A research team led by Professor Johannes Hebebrand of the University of Duisburg-Essen in western Germany studied 329 families in which one child had attention-deficit hyperactivity disorder syndrome.
They found that a great majority -- around 70 percent -- had a combination of three mutations in the gene for the so-called dopamine transporter linked to hyperactivity.
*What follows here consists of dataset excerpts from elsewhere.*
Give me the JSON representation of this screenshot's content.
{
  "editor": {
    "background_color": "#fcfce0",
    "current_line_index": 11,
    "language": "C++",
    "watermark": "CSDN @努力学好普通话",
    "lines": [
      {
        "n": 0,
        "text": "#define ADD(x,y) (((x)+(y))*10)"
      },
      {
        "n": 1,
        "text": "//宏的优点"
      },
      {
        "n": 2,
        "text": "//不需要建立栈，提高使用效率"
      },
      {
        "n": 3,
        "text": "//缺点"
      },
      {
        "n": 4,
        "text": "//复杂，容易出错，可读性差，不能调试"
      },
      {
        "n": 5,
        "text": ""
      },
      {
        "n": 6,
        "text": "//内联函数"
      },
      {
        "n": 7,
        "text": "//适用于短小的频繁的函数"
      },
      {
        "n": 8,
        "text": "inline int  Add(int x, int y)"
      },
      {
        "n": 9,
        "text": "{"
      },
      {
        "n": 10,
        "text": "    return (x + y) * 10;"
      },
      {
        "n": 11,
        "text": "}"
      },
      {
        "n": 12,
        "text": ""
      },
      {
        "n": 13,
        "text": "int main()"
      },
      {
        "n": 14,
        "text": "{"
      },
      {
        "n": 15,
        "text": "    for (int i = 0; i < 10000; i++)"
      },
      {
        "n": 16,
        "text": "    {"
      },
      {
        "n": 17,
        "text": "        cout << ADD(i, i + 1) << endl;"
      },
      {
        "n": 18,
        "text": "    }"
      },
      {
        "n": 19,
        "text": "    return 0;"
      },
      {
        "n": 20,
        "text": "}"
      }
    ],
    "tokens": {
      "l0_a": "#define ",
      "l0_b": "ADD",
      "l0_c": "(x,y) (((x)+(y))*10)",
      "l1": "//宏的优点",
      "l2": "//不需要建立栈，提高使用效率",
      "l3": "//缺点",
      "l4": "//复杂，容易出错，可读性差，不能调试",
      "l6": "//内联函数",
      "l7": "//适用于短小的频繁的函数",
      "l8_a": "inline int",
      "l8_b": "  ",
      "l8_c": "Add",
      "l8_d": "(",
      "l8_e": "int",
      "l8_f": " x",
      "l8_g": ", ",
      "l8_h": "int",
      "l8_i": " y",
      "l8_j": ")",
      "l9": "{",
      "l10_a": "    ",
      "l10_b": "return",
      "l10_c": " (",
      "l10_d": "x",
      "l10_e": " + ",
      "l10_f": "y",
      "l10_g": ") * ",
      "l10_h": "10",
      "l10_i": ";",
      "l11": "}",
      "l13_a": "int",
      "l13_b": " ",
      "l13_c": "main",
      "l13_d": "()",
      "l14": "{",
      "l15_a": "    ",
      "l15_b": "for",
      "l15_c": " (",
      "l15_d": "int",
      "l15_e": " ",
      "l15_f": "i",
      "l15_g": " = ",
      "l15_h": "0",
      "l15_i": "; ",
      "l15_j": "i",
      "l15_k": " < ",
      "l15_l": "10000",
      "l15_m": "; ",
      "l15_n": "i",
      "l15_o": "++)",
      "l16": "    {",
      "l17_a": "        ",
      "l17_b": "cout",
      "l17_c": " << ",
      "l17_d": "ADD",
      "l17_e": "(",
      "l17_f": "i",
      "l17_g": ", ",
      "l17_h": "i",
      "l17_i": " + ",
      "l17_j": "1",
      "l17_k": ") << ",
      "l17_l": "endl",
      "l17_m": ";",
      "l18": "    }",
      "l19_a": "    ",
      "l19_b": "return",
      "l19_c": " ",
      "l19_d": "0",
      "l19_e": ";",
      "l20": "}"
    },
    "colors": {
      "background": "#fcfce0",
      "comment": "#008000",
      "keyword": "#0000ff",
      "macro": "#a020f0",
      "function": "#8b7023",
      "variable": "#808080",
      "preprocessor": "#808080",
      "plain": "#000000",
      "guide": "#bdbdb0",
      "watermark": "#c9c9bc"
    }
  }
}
It figures that the Germans would be behind this. I'm not doubting the validity of his assertion, though I'm more than skeptical about the diagnosis, not to say the very existence of ADHD. But I do wonder whether we need to prevent the hyperactive from breeding--good luck--or whether we ought to welcome them, if not as Supermen, then certainly as the predecessors thereof.On a more serious note, this should again suggest that science, divorced from a system of ethics, is merely the satisfaction of an intellectual itching. As such, it should neither be feared, nor especially reverenced. Unless of course it's accompanied by a--correct--moral code, whereon it regains the high status we reserve for it today.
2 comments:
blame the genes for fat too!
Ah yes, but we know that fat people are not Superman. Thus they must be... well, never mind.
I wonder if there are any genes that cause one to loathe hard work and like to drink beer. I'm really not to blame for my condition. Also, for the record, I am the Superman. Don't tell anyone. They'll make me breed or something.